America Produces Too Few Courtroom Advocates

Law schools graduate thousands of lawyers every year but they do not graduate experienced trial lawyers.

The business model of the legal profession today increasingly rewards specialization in transactions, compliance, administration, regulation, risk management, and document production.

Meanwhile, actual courtroom experience becomes rarer.

Civil cases settle.

Criminal cases plead out.

Young lawyers spend years working around litigation without actually trying cases.

The result is predictable. There are relatively few seasoned trial advocates.

That shortage affects everyone.

Business, commerce and trade suffer.

Clients suffer.

The legal system suffers.

And when the legal profession stops producing trial lawyers and courtroom advocates, American society eventually runs out of qualified judges.

The Consequences Reach the Bench

Judges come from the legal profession.

When a profession produces fewer experienced courtroom advocates, the pool of potential judges shrinks accordingly.

The result is a system increasingly tempted to select judges based upon credentials, prestige, political connections, academic achievement, law review memberships, firm affiliations, or social standing, but none of those qualities can substitute for genuine courtroom experience.

A judge who has never mastered trial advocacy lacks the practical foundation necessary to supervise trials effectively.

The quality of justice depends upon the quality of judges.

The quality of judges depends upon the experience they bring to the bench.

Bring Back the Barrister

America does not need to copy the British legal system in every detail, but it must rediscover the obvious fact that Courtroom advocacy requires separate skills.

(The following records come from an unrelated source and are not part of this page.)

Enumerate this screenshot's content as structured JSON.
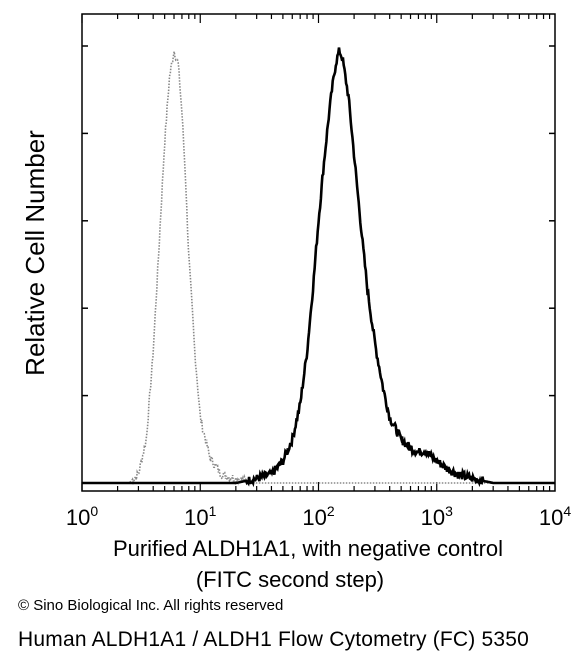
{
  "chart_data": {
    "type": "line",
    "xscale": "log",
    "xlim": [
      1,
      10000
    ],
    "ylim": [
      0,
      1
    ],
    "xlabel_line1": "Purified ALDH1A1, with negative control",
    "xlabel_line2": "(FITC second step)",
    "ylabel": "Relative Cell Number",
    "x_ticks": [
      {
        "value": 1,
        "base": "10",
        "exp": "0"
      },
      {
        "value": 10,
        "base": "10",
        "exp": "1"
      },
      {
        "value": 100,
        "base": "10",
        "exp": "2"
      },
      {
        "value": 1000,
        "base": "10",
        "exp": "3"
      },
      {
        "value": 10000,
        "base": "10",
        "exp": "4"
      }
    ],
    "y_ticks": [
      0,
      0.2,
      0.4,
      0.6,
      0.8,
      1.0
    ],
    "grid": false,
    "legend": "none",
    "series": [
      {
        "style": "dotted",
        "color": "#888888",
        "x": [
          1,
          2.5,
          3.0,
          3.5,
          4.0,
          4.5,
          5.0,
          5.5,
          6.0,
          6.5,
          7.0,
          7.5,
          8.0,
          9.0,
          10.0,
          12.0,
          15.0,
          20.0,
          30.0,
          10000
        ],
        "y": [
          0,
          0,
          0.02,
          0.1,
          0.3,
          0.55,
          0.78,
          0.93,
          0.99,
          0.96,
          0.85,
          0.7,
          0.52,
          0.3,
          0.15,
          0.06,
          0.02,
          0.01,
          0,
          0
        ]
      },
      {
        "style": "solid",
        "color": "#000000",
        "x": [
          1,
          20,
          30,
          40,
          50,
          60,
          70,
          80,
          90,
          100,
          110,
          120,
          130,
          140,
          150,
          160,
          180,
          200,
          230,
          260,
          300,
          350,
          400,
          500,
          600,
          700,
          800,
          900,
          1000,
          1200,
          1500,
          2000,
          3000,
          10000
        ],
        "y": [
          0,
          0,
          0.01,
          0.02,
          0.05,
          0.1,
          0.18,
          0.3,
          0.45,
          0.6,
          0.72,
          0.82,
          0.9,
          0.96,
          0.99,
          0.97,
          0.88,
          0.75,
          0.58,
          0.44,
          0.32,
          0.22,
          0.15,
          0.1,
          0.08,
          0.07,
          0.075,
          0.06,
          0.05,
          0.035,
          0.02,
          0.01,
          0,
          0
        ]
      }
    ]
  },
  "copyright": "© Sino Biological Inc. All rights reserved",
  "caption": "Human ALDH1A1 / ALDH1 Flow Cytometry (FC) 5350"
}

It demands separate experience.

And it deserves separate recognition.

The legal profession must once again recognize the value of retaining experienced trial lawyers as courtroom advocates when litigation becomes serious.

Law schools must acknowledge that graduation does not create a trial lawyer.

Judicial selection systems must nominate judges from experienced trial lawyers and courtroom advocates.

America did not improve the legal system by eliminating the barrister. The larger question is whether the legal system can function effectively without experienced independent courtroom advocates.

That question deserves serious attention because sooner or later every business eventually needs a barrister.